Chapitre VII : Longue vie au Roi

Les troupes entrèrent dans la ville sans le moindre incident. Les défenseurs n’avaient pas envie de se battre et reconnaissaient unanimement l’autorité de Sirius en tant que nouveau souverain de Spyr. Autorité que Liam et les autres gardes voyaient d’un très mauvais œil. Ils restèrent à peine une nuit sur place avant de prendre le chemin du retour. Un conseil provisoire fut créé pour diriger la ville dans l’attente de la nomination d’un nouveau gouverneur par Spyr. Il ne faisait aucun doute que ce dernier serait un sympathisant d’Atrius, peut-être même qu’il serait directement choisi parmi les Adorateurs du Brasier.
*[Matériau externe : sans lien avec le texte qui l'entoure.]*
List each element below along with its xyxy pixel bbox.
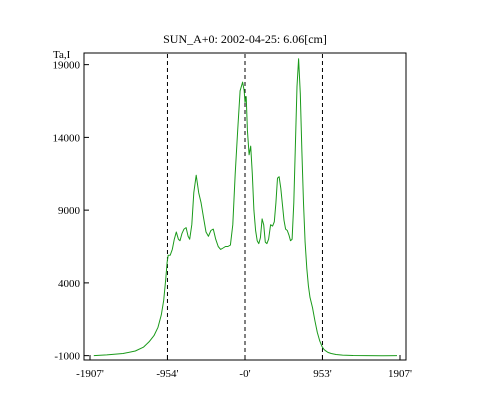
series-layer [93, 58, 398, 357]
x-tick-label: -954' [156, 368, 178, 380]
y-tick-label: -1000 [54, 351, 80, 363]
y-tick-label: 9000 [58, 205, 81, 217]
x-tick-label: 953' [313, 368, 332, 380]
chart-title: SUN_A+0: 2002-04-25: 6.06[cm] [163, 32, 327, 46]
series-line [93, 58, 398, 357]
x-tick-label: -0' [239, 368, 250, 380]
y-tick-label: 19000 [53, 60, 81, 72]
y-axis-label: Ta,I [53, 49, 71, 61]
reference-lines [166, 54, 323, 359]
ticks-layer: -1000 4000 9000 14000 19000 -1907' -954' -0' 953… [53, 60, 413, 380]
x-tick-label: 1907' [388, 368, 412, 380]
x-tick-label: -1907' [76, 368, 104, 380]
y-tick-label: 14000 [53, 132, 81, 144]
y-tick-label: 4000 [58, 278, 81, 290]
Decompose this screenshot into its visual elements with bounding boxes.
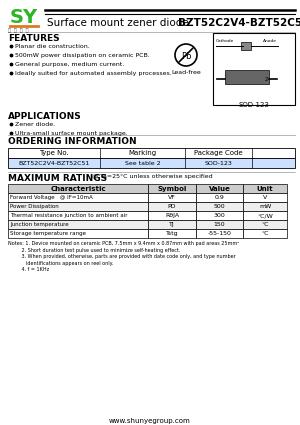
- Text: 0.9: 0.9: [214, 195, 224, 200]
- Text: Junction temperature: Junction temperature: [10, 222, 69, 227]
- Bar: [243, 193, 287, 202]
- Bar: [8, 211, 148, 220]
- Text: 信  晟  电  子: 信 晟 电 子: [8, 28, 28, 33]
- Text: SOD-123: SOD-123: [205, 161, 232, 165]
- Text: °C: °C: [261, 231, 269, 236]
- Bar: [243, 229, 287, 238]
- Text: 2: 2: [265, 77, 268, 82]
- Bar: [148, 184, 196, 193]
- Text: Zener diode.: Zener diode.: [15, 122, 55, 127]
- Text: MAXIMUM RATINGS: MAXIMUM RATINGS: [8, 174, 107, 183]
- Bar: [196, 184, 243, 193]
- Text: Power Dissipation: Power Dissipation: [10, 204, 59, 209]
- Text: Ideally suited for automated assembly processes.: Ideally suited for automated assembly pr…: [15, 71, 172, 76]
- Bar: [8, 193, 148, 202]
- Text: Lead-free: Lead-free: [171, 70, 201, 75]
- Text: Characteristic: Characteristic: [50, 185, 106, 192]
- Text: Ultra-small surface mount package.: Ultra-small surface mount package.: [15, 131, 128, 136]
- Text: BZT52C2V4-BZT52C51: BZT52C2V4-BZT52C51: [18, 161, 90, 165]
- Bar: [243, 211, 287, 220]
- Text: °C/W: °C/W: [257, 213, 273, 218]
- Text: V: V: [263, 195, 267, 200]
- Text: mW: mW: [259, 204, 271, 209]
- Text: Notes: 1. Device mounted on ceramic PCB, 7.5mm x 9.4mm x 0.87mm with pad areas 2: Notes: 1. Device mounted on ceramic PCB,…: [8, 241, 239, 246]
- Bar: [148, 220, 196, 229]
- Bar: [196, 211, 243, 220]
- Text: Value: Value: [208, 185, 230, 192]
- Text: 150: 150: [214, 222, 225, 227]
- Text: 300: 300: [214, 213, 225, 218]
- Text: www.shunyegroup.com: www.shunyegroup.com: [109, 418, 191, 424]
- Text: Thermal resistance junction to ambient air: Thermal resistance junction to ambient a…: [10, 213, 128, 218]
- Text: PD: PD: [168, 204, 176, 209]
- Text: Forward Voltage   @ IF=10mA: Forward Voltage @ IF=10mA: [10, 195, 93, 200]
- Text: RθJA: RθJA: [165, 213, 179, 218]
- Text: SY: SY: [10, 8, 38, 27]
- Text: 500mW power dissipation on ceramic PCB.: 500mW power dissipation on ceramic PCB.: [15, 53, 150, 58]
- Text: Cathode: Cathode: [216, 39, 234, 43]
- Text: Tstg: Tstg: [166, 231, 178, 236]
- Text: °C: °C: [261, 222, 269, 227]
- Text: Planar die construction.: Planar die construction.: [15, 44, 90, 49]
- Bar: [196, 229, 243, 238]
- Bar: [196, 193, 243, 202]
- Text: VF: VF: [168, 195, 176, 200]
- Text: Type No.: Type No.: [39, 150, 69, 156]
- Bar: [243, 184, 287, 193]
- Text: 2. Short duration test pulse used to minimize self-heating effect.: 2. Short duration test pulse used to min…: [8, 247, 180, 252]
- Bar: [196, 220, 243, 229]
- Text: Pb: Pb: [181, 52, 191, 61]
- Text: TJ: TJ: [169, 222, 175, 227]
- Text: 500: 500: [214, 204, 225, 209]
- Text: ORDERING INFORMATION: ORDERING INFORMATION: [8, 137, 136, 146]
- Text: @ Ta=25°C unless otherwise specified: @ Ta=25°C unless otherwise specified: [90, 174, 213, 179]
- Bar: [243, 202, 287, 211]
- Text: Anode: Anode: [263, 39, 277, 43]
- Text: Package Code: Package Code: [194, 150, 243, 156]
- Text: 4. f = 1KHz: 4. f = 1KHz: [8, 267, 49, 272]
- Bar: [225, 70, 269, 84]
- Text: Surface mount zener diode: Surface mount zener diode: [47, 18, 189, 28]
- Text: BZT52C2V4-BZT52C51: BZT52C2V4-BZT52C51: [178, 18, 300, 28]
- Text: -55-150: -55-150: [208, 231, 231, 236]
- Bar: [8, 229, 148, 238]
- Text: See table 2: See table 2: [125, 161, 160, 165]
- Text: APPLICATIONS: APPLICATIONS: [8, 112, 82, 121]
- Text: Symbol: Symbol: [157, 185, 187, 192]
- Bar: [196, 202, 243, 211]
- Bar: [8, 184, 148, 193]
- Text: FEATURES: FEATURES: [8, 34, 60, 43]
- Bar: [8, 202, 148, 211]
- Bar: [148, 229, 196, 238]
- Bar: [148, 193, 196, 202]
- Bar: [243, 220, 287, 229]
- Text: Unit: Unit: [257, 185, 273, 192]
- Bar: [8, 220, 148, 229]
- Text: identifications appears on reel only.: identifications appears on reel only.: [8, 261, 113, 266]
- Bar: [148, 211, 196, 220]
- Bar: [8, 148, 295, 158]
- Bar: [8, 158, 295, 168]
- Text: SOD-123: SOD-123: [238, 102, 269, 108]
- Text: General purpose, medium current.: General purpose, medium current.: [15, 62, 124, 67]
- Bar: [148, 202, 196, 211]
- Text: Marking: Marking: [128, 150, 157, 156]
- Bar: [213, 33, 295, 105]
- Bar: [241, 42, 251, 50]
- Text: 3. When provided, otherwise, parts are provided with date code only, and type nu: 3. When provided, otherwise, parts are p…: [8, 254, 236, 259]
- Text: Storage temperature range: Storage temperature range: [10, 231, 86, 236]
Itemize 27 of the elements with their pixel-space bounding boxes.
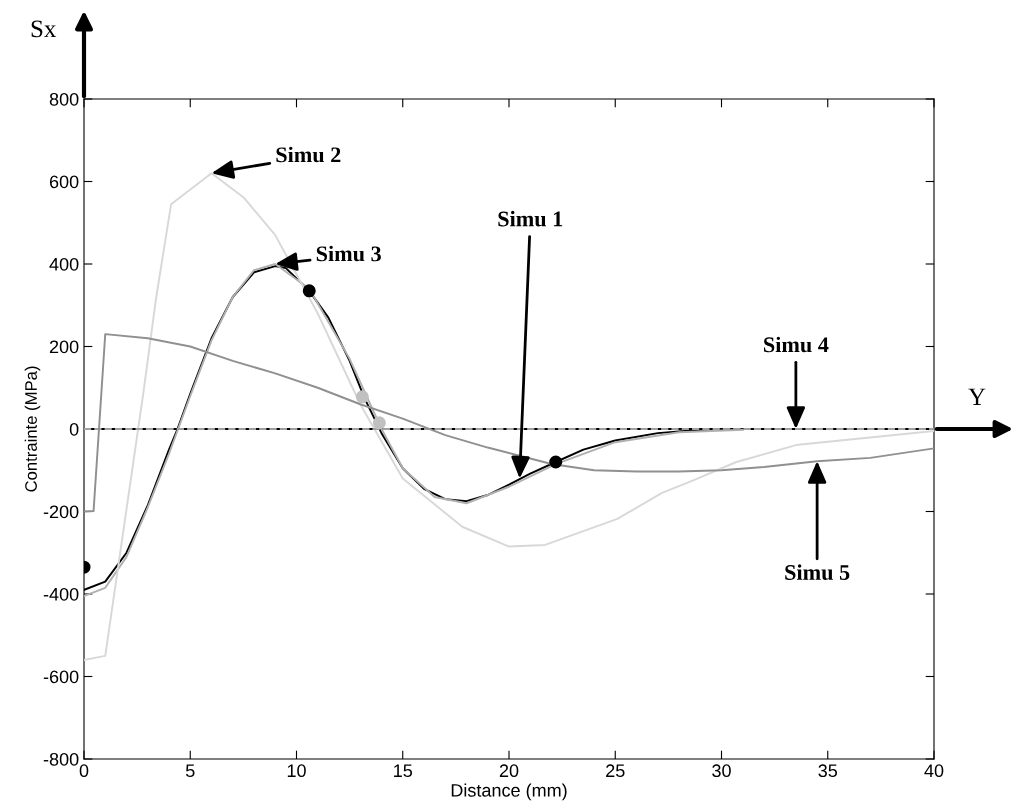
annotation: Simu 5 (785, 564, 850, 580)
y-tick-label: 600 (49, 175, 79, 189)
x-axis-title: Distance (mm) (451, 783, 567, 801)
y-tick-label: 0 (69, 422, 79, 436)
x-tick-label: 5 (185, 764, 195, 778)
y-tick-label: -800 (43, 752, 79, 766)
x-tick-label: 15 (394, 764, 413, 778)
annotation: Simu 1 (498, 210, 563, 227)
y-tick-label: 800 (49, 92, 79, 106)
x-tick-label: 30 (712, 764, 731, 778)
y-tick-label: -400 (43, 587, 79, 601)
x-tick-label: 35 (818, 764, 838, 778)
annotation: Simu 2 (276, 146, 341, 163)
x-tick-label: 20 (499, 764, 519, 778)
x-tick-label: 0 (79, 764, 89, 778)
text: Y (968, 388, 986, 406)
y-axis-title: Contrainte (MPa) (24, 366, 41, 492)
y-tick-label: 200 (49, 340, 79, 354)
text: Sx (31, 20, 57, 38)
annotation: Simu 4 (764, 336, 829, 353)
y-tick-label: -200 (43, 505, 79, 519)
x-tick-label: 25 (606, 764, 625, 778)
y-tick-label: 400 (49, 257, 79, 271)
y-tick-label: -600 (43, 670, 79, 684)
annotation: Simu 3 (316, 245, 381, 262)
x-tick-label: 10 (287, 764, 306, 778)
x-tick-label: 40 (924, 764, 944, 778)
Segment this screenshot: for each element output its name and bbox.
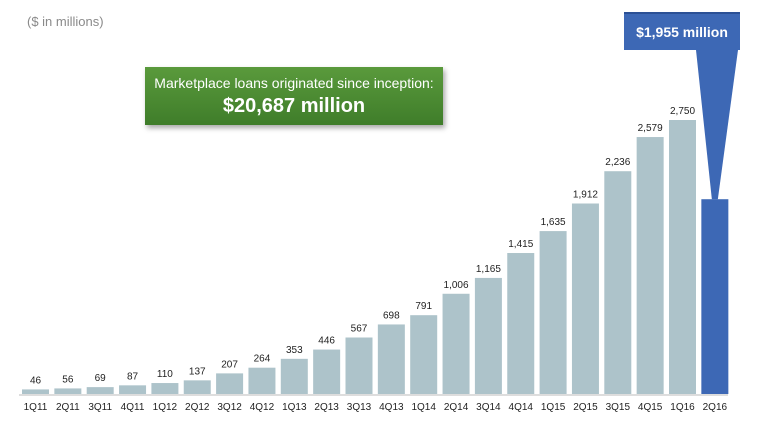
bar-value-label: 69: [95, 373, 107, 384]
bar: [636, 137, 664, 394]
x-tick-label: 2Q12: [185, 402, 210, 413]
units-subtitle: ($ in millions): [27, 14, 104, 29]
bar-highlighted: [701, 199, 729, 394]
bar-value-label: 1,415: [508, 239, 533, 250]
bar: [22, 389, 49, 394]
bar: [313, 349, 341, 394]
bar: [280, 358, 308, 394]
x-tick-label: 1Q13: [282, 402, 307, 413]
bar: [410, 315, 438, 394]
x-tick-label: 4Q15: [638, 402, 663, 413]
x-tick-label: 4Q14: [509, 402, 534, 413]
x-tick-label: 3Q13: [347, 402, 372, 413]
x-tick-label: 3Q12: [217, 402, 242, 413]
bar: [54, 388, 82, 394]
bar-value-label: 137: [189, 366, 206, 377]
x-tick-label: 4Q13: [379, 402, 404, 413]
bar-value-label: 87: [127, 371, 139, 382]
bar-value-label: 2,750: [670, 106, 695, 117]
bar: [474, 277, 502, 394]
bar-value-label: 2,236: [605, 157, 630, 168]
bar-value-label: 1,635: [541, 217, 566, 228]
bar: [248, 367, 276, 394]
x-tick-label: 3Q11: [88, 402, 112, 413]
bar-value-label: 1,165: [476, 264, 501, 275]
bar-value-label: 446: [318, 336, 335, 347]
callout-caption: Marketplace loans originated since incep…: [154, 75, 434, 91]
bar: [377, 324, 405, 394]
bar-value-label: 2,579: [638, 123, 663, 134]
x-tick-label: 2Q14: [444, 402, 469, 413]
bar: [151, 383, 179, 394]
bar: [216, 373, 244, 394]
bar: [345, 337, 373, 394]
highlight-value-box: $1,955 million: [624, 12, 740, 50]
x-tick-label: 3Q14: [476, 402, 501, 413]
bar-value-label: 353: [286, 345, 303, 356]
bar: [183, 380, 211, 394]
x-tick-label: 2Q11: [56, 402, 80, 413]
highlight-connector: [696, 50, 738, 200]
bar-value-label: 264: [254, 354, 271, 365]
bar-value-label: 46: [30, 375, 42, 386]
callout-total: $20,687 million: [222, 95, 366, 117]
x-tick-label: 1Q11: [24, 402, 48, 413]
bar-value-label: 698: [383, 310, 400, 321]
bar-value-label: 1,006: [444, 280, 469, 291]
bar: [604, 171, 632, 394]
cumulative-callout: Marketplace loans originated since incep…: [145, 67, 443, 125]
bar: [119, 385, 147, 394]
bar-value-label: 567: [351, 324, 368, 335]
bar: [669, 120, 696, 394]
bar-value-label: 1,912: [573, 189, 598, 200]
x-tick-label: 1Q15: [541, 402, 566, 413]
bar-value-label: 56: [62, 374, 74, 385]
x-tick-label: 1Q12: [153, 402, 178, 413]
x-tick-label: 2Q13: [314, 402, 339, 413]
bar: [571, 203, 599, 394]
x-tick-label: 2Q15: [573, 402, 598, 413]
x-tick-label: 4Q12: [250, 402, 275, 413]
x-tick-label: 2Q16: [703, 402, 728, 413]
x-tick-label: 4Q11: [121, 402, 145, 413]
bar: [86, 387, 114, 394]
bar-value-label: 110: [157, 369, 173, 380]
x-tick-label: 3Q15: [606, 402, 631, 413]
bar: [539, 231, 567, 394]
x-tick-label: 1Q14: [411, 402, 436, 413]
x-tick-label: 1Q16: [670, 402, 695, 413]
bar-value-label: 791: [415, 301, 432, 312]
bar: [442, 293, 470, 394]
bar: [507, 253, 535, 394]
bar-value-label: 207: [221, 359, 238, 370]
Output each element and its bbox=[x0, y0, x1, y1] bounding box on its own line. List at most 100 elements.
Mais cela ne le concernait plus. Ayant accompli sa mission, la troupe de Sirius rentra à Spyr en prenant soin de laisser derrière elle quelques soldats dirigés par des Gardes afin de s'assurer que la ville ne se rebelle pas à nouveau.

À son arrivée, il se rendit directement au palais pour faire son compte-rendu. La Flamme de la Foi le convoqua dans la salle du trône. Là où autrefois se trouvaient les trois chaises des Flammes ne figurait plus qu’un trône en marbre massif. Derrière, étaient suspendus des étendards aux emblèmes de la ville et des Adorateurs du Brasier. Atrius l’y attendait en contemplant les bras dans le dos son installation.

— Magnifique, n’est-ce pas ? Tout est prêt pour la cérémonie.

— Quelle cérémonie ? Demanda Sirius.

— Celle de ton sacre, voyons ! Atrius se retourna. Ton couronnement officiel aura lieu demain, et il fallait bien un présent digne des dieux pour annoncer le début de ton règne.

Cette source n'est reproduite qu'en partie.